Monday, April 5, 2021
Valuations aside, stocks are up because earnings are up
Stocks hit new record highs on Thursday with the S&P 500 (^GSPC) crossing 4,000 for the first time ever to close at 4,019.
Why are stocks up? It’s simple. Earnings are up.
While that might sound silly in its simplicity, it’s worth stating. Especially as market naysayers sound alarms about valuations as measured by price/earnings (P/E) multiples.
Sure, valuations are and have been elevated. But recent fluctuations in P/E multiples are nothing compared to the magnitude of the rebound in earnings. Credit Suisse’s top U.S. equity strategist Jonathan Golub puts a spotlight on this in his latest note to clients.
“Despite the damage inflicted by COVID, stock multiples rose from 18.2x at the start of last year to 21.8x today, well above long-term averages, and the highest level in over 50 years, excluding the Internet bubble period,” Golub wrote on Thursday.
“Since last June, 10-year Treasury yields have increased by 100 basis points (from 0.7% to 1.7%), leading many investors to question the sustainability of these elevated stock multiples,” he added. “Surprisingly, valuations have remained virtually unchanged over the past 9 months, as tighter credit spreads have largely offset rising treasury yields.” (Emphasis ours.)
With that set up, Golub shared this chart showing the progression of the S&P 500 index, S&P 500 forward earnings, and the S&P 500 forward P/E multiple.
We often see charts overlaying one or two of these metrics.

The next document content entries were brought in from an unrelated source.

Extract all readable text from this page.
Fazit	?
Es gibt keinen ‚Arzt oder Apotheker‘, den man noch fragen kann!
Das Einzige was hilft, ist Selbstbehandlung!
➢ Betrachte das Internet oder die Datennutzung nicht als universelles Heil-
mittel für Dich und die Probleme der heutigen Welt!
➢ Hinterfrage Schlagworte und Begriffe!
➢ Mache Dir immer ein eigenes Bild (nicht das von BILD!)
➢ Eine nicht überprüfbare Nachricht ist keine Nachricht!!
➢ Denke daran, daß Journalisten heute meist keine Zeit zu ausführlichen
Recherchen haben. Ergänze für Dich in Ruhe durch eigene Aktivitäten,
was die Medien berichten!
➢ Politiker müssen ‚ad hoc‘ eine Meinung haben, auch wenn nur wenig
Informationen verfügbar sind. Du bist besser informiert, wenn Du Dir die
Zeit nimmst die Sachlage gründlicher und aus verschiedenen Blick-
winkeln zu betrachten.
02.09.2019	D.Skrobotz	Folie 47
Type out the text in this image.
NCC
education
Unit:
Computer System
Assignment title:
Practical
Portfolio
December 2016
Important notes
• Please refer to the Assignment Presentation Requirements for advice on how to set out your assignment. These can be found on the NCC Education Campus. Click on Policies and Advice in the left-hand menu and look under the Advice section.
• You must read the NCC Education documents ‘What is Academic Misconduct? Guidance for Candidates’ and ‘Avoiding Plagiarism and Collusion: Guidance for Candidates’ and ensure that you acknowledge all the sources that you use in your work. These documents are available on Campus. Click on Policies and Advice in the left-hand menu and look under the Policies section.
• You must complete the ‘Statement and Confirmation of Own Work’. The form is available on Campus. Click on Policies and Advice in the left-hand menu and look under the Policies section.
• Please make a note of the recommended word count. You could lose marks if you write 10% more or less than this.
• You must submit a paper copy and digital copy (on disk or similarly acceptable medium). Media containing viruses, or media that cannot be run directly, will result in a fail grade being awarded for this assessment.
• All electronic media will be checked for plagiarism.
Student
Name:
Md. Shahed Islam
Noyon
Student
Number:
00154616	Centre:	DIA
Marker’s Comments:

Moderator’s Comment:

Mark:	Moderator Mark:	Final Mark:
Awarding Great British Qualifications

But including all three proved insightful.
“As the exhibit [above] shows, with multiples stable, the market’s entire advance can be explained by improving earnings,” he said.
We’re not exactly breaking news here. Myles Udland wrote about this in December in his reflection on 2020. Pointing to a chart similar to the one above, Myles noted that stocks fell when earnings fell, and “the market’s bottom coincides with a turnaround in earnings expectations for 2021. A turnaround that has not yet leveled out.”